Affaires judiciaires concernant des membres de l'Église et réservées aux juridictions royales. Celles-ci s'étaient, durant le haut Moyen Âge et pour enlever aux juridictions ecclésiastiques tout monopole de justice, donné trois procédés leur donnant préséance en matière judiciaire : la saisie du temporel, l'appel comme d'abus et les cas privilégiés. Cette dernière expression désigne donc à la fois et les cas que l'autorité royale s'était réservés et le processus juridique de dessaisissement des tribunaux ecclésiastiques auquel il correspondait.

Objets d'une accusation, les membres de l'Église comparaissaient devant un tribunal formé de leurs pairs qui, déjà portés à la clémence parce que jugeant des membres du même corps, refusaient en outre de verser le sang. Pour limiter une telle immunité de fait et se subordonner le pouvoir religieux, le pouvoir royal décréta, au nom de l'ordre public, qu'il avait seul compétence pour juger des atteintes graves à celui-ci. La théorie des cas privilégiés est semble-t-il formulée par Bouteiller au xiie siècle et concerne d'abord le port d'armes contre un justiciable ; en 1205, Philippe Auguste l'étend et refuse le droit d'asile aux clercs ou ex-clercs coupables d'un délit ; bientôt toute violence, même légère, du fait d'un clerc est dite cas privilégié et tombe dans le droit commun. En 1370, Charles V y ajoute l'hérésie, car celle-ci affecte Dieu... et le roi, par le biais du crime de lèse-majesté qu'elle constitue. Par extension, toute infraction à une ordonnance royale deviendra un cas privilégié, seules la fabrication et l'usage de fausse monnaie par des clercs restent en suspens.
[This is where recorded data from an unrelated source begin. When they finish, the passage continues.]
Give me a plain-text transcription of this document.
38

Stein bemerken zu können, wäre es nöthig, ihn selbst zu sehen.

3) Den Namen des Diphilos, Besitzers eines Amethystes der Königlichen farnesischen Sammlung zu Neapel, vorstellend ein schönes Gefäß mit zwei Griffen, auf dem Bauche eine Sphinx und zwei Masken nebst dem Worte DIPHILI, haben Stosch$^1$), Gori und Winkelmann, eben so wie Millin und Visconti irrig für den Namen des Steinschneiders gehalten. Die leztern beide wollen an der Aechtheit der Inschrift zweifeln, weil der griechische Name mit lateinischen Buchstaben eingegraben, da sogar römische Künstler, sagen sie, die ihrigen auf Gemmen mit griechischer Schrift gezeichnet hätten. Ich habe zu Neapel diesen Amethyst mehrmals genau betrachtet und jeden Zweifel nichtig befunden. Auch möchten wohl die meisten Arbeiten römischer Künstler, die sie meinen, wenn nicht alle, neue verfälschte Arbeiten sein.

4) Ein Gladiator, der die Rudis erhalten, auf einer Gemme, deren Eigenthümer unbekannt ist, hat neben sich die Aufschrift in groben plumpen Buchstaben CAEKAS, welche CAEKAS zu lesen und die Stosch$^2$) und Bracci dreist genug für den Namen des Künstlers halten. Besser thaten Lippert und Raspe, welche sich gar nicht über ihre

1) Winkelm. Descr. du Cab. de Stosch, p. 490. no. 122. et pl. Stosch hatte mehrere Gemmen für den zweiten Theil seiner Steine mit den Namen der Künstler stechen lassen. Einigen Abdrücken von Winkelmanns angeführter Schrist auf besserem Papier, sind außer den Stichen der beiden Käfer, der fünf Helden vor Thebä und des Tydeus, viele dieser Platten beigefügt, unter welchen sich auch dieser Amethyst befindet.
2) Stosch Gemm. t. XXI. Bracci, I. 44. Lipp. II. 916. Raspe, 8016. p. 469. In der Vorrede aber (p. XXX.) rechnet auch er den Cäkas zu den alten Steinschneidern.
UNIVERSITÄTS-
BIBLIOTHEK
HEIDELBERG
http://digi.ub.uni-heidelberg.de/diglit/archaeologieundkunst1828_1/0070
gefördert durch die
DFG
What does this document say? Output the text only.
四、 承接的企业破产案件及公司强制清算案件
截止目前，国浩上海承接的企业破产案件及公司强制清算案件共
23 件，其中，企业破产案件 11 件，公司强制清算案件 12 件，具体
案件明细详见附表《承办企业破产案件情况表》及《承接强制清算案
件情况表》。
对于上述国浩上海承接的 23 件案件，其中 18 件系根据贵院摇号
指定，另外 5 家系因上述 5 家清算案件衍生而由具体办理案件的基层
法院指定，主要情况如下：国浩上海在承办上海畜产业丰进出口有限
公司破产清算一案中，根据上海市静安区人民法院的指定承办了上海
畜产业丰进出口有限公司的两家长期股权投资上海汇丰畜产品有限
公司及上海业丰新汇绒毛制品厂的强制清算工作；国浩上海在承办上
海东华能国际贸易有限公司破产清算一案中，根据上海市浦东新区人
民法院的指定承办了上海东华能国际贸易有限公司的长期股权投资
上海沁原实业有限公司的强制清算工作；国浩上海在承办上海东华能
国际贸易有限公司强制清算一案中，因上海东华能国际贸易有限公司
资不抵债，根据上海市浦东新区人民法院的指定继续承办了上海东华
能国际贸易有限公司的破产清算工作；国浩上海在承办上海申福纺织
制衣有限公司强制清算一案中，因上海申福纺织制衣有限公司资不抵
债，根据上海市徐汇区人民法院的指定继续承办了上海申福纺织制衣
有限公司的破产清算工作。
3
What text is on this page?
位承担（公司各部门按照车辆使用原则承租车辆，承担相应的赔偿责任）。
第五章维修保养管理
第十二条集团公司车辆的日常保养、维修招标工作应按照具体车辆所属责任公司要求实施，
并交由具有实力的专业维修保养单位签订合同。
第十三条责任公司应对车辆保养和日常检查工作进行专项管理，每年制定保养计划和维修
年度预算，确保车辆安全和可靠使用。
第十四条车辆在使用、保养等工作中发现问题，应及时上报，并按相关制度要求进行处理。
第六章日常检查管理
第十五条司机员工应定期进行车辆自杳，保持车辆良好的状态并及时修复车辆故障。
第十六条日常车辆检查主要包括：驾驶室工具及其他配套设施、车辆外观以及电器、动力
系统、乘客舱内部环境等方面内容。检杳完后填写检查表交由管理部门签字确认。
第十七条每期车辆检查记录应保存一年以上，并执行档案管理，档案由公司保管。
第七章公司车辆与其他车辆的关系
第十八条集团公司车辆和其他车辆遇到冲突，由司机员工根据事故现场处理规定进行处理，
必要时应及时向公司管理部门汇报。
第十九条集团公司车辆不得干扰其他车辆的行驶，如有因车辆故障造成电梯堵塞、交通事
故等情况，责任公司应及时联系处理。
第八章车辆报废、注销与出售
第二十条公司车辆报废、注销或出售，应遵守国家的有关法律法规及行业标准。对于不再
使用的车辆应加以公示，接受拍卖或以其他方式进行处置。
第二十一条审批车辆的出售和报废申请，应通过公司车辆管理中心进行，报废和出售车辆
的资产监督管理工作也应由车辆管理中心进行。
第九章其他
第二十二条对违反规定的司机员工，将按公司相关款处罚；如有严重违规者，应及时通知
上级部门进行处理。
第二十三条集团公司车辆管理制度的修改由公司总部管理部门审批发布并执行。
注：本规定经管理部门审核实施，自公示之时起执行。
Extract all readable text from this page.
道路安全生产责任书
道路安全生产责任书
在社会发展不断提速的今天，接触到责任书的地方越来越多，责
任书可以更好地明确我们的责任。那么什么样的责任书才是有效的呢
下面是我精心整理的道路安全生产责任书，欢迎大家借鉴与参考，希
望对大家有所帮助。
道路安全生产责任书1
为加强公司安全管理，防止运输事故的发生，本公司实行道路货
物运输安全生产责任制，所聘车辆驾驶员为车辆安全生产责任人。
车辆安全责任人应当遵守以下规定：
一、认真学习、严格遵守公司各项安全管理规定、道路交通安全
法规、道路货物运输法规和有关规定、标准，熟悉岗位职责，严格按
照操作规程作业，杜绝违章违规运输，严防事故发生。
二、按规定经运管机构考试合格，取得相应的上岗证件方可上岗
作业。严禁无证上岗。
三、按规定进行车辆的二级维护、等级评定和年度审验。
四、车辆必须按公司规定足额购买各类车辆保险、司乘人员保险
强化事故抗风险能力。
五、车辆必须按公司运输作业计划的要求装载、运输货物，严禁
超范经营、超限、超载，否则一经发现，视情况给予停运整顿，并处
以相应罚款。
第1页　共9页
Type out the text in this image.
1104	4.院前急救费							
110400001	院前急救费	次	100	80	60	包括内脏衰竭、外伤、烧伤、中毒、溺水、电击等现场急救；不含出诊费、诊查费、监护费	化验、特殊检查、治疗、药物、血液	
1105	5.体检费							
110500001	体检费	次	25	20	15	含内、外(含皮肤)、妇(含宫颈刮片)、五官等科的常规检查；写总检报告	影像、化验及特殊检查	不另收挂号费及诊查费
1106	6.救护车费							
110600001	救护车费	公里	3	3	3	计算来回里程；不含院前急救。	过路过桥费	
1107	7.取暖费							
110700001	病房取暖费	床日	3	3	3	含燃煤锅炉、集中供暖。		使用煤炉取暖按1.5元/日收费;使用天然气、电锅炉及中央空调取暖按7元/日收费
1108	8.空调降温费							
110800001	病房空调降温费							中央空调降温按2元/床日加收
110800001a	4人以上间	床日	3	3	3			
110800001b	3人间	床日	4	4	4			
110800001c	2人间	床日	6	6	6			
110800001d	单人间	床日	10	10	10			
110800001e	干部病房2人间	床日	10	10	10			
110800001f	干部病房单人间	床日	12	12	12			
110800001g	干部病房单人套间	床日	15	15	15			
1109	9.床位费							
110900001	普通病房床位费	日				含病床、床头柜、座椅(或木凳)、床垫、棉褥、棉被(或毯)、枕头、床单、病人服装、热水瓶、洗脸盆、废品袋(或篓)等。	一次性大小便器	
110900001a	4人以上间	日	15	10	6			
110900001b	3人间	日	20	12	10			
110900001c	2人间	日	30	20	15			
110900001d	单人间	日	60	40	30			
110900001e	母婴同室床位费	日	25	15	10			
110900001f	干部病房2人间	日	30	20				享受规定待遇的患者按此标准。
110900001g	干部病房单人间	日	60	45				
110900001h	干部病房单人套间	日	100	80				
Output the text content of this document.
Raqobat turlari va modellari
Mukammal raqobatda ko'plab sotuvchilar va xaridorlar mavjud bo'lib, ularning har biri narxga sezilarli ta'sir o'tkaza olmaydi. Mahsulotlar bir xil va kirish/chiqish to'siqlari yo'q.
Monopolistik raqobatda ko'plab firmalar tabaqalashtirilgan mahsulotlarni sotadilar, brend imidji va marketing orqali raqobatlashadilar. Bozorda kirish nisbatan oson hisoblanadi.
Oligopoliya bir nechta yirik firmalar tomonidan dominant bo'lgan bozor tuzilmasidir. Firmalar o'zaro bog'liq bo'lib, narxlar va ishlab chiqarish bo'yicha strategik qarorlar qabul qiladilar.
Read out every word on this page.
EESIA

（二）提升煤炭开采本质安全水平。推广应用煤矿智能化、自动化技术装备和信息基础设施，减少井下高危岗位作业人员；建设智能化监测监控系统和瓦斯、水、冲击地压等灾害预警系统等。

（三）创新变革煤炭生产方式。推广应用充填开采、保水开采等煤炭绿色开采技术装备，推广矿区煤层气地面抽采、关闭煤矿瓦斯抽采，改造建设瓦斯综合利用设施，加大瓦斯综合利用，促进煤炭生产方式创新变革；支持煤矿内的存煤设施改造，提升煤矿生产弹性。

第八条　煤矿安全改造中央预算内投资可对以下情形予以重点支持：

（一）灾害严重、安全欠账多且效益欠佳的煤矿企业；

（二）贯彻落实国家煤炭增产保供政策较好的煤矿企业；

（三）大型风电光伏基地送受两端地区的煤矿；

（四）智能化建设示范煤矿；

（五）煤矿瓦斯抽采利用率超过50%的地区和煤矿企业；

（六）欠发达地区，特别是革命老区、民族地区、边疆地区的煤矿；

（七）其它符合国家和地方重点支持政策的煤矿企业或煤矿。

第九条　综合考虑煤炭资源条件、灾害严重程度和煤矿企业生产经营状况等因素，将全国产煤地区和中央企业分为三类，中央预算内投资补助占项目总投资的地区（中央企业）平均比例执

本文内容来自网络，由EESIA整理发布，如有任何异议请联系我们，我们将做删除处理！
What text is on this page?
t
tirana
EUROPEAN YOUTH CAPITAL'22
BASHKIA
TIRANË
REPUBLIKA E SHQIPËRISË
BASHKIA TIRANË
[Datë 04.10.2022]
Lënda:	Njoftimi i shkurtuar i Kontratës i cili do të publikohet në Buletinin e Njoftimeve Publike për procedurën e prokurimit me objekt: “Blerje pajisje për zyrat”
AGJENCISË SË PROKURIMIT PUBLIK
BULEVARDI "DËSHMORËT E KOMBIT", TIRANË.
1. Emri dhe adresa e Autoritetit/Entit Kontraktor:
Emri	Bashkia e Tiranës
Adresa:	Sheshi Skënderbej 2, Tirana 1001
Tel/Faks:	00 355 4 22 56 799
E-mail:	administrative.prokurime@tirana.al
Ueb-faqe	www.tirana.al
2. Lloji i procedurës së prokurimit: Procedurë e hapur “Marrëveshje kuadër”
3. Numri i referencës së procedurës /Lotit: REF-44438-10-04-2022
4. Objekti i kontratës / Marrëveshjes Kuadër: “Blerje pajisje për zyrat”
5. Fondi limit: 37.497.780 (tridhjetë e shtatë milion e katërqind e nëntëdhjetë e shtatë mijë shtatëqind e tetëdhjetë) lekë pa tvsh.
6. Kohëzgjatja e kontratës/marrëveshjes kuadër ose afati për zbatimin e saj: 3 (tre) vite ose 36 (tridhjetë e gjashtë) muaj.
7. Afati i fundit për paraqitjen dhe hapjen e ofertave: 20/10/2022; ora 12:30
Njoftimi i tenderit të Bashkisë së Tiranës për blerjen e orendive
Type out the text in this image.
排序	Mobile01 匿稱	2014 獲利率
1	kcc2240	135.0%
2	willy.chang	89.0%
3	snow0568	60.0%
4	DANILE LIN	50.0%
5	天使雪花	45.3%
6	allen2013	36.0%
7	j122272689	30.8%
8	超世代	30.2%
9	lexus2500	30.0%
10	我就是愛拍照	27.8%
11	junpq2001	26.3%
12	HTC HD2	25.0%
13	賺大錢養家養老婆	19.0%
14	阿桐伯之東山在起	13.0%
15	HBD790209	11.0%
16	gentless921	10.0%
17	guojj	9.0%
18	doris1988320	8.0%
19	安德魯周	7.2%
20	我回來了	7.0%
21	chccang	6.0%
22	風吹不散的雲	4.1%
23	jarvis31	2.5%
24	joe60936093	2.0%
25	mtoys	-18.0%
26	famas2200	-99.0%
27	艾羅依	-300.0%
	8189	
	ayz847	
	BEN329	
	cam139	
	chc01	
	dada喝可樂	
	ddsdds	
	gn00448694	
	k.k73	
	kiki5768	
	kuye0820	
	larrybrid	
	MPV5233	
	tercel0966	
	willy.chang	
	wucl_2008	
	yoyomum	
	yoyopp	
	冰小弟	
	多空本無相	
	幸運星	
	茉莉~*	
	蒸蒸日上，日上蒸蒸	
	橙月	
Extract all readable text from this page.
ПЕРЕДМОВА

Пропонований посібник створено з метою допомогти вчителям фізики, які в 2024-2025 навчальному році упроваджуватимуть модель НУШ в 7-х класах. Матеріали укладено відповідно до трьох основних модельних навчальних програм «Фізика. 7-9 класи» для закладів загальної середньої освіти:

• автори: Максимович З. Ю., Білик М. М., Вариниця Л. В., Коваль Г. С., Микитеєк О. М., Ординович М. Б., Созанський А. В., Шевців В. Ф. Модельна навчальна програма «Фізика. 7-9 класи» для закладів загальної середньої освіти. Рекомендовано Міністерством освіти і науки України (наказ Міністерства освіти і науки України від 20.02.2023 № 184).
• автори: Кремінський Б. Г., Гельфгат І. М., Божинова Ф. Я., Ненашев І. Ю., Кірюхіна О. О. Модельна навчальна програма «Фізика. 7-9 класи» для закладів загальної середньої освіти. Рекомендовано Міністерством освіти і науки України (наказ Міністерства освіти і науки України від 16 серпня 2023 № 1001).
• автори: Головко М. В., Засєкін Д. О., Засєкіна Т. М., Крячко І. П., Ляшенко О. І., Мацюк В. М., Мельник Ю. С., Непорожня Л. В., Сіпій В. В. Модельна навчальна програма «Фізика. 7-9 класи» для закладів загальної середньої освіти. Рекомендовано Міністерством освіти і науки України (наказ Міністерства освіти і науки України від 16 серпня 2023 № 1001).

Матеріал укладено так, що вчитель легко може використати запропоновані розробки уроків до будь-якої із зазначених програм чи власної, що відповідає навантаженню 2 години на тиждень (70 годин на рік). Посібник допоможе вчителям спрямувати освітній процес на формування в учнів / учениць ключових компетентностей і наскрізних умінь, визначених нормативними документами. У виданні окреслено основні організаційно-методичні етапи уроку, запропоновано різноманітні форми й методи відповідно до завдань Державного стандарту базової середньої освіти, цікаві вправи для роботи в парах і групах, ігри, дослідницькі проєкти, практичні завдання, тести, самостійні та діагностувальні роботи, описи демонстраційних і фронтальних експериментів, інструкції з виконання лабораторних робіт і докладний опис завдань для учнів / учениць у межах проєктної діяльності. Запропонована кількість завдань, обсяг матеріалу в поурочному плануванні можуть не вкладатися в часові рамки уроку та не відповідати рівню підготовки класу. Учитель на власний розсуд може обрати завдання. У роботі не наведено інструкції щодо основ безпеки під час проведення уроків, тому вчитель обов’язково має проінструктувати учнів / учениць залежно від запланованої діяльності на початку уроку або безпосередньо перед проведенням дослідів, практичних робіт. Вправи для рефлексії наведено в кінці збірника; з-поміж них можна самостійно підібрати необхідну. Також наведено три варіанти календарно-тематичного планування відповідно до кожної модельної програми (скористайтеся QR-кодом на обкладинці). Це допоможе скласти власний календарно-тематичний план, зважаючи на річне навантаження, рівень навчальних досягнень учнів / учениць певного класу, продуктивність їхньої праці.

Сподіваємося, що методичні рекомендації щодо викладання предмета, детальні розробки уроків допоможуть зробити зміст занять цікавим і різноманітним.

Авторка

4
À la fin de l'Ancien Régime, seront cas privilégiés les délits proprement ecclésiastiques, le fait de célébrer plus d'une fois la messe en un jour sans autorisation spéciale, la désobéissance à l'évêque, le fait de prêcher ou de célébrer la messe malgré suspense ou d'absoudre sans permission, le fait d'enfreindre aux bonnes mœurs et aux règles d'habillement ; à cela s'ajoutent les délits de droit commun commis par des ecclésiastiques (injure verbale, concubinage, ivrognerie, vagabondage, etc.) et les délits dits privilégiés. Ces derniers, troublant particulièrement l'ordre public du fait même de la qualité du coupable, appellent une peine plus forte ; tels sont les crimes de blasphème, d'empoisonnement, d'incendie, de viol, d'usure, de rapt, de séduction, d'adultère, de libelle diffamatoire, de séduction en confessionnal.

Jusqu'à la Révolution française, le pouvoir ecclésiastique se considérera toujours compétent, tant ratione materiae que ratione personae et interviendra en conséquence près des tribunaux royaux ; parfois les juges des deux ordres collaboreront étroitement, les juges royaux jugeant l'individu et les juges ecclésiastiques assurant sa détention, ou encore les juridictions prononçant conjointement des peines de droit commun et de stricte discipline ecclésiastique lorsque le délit appelle une double sanction.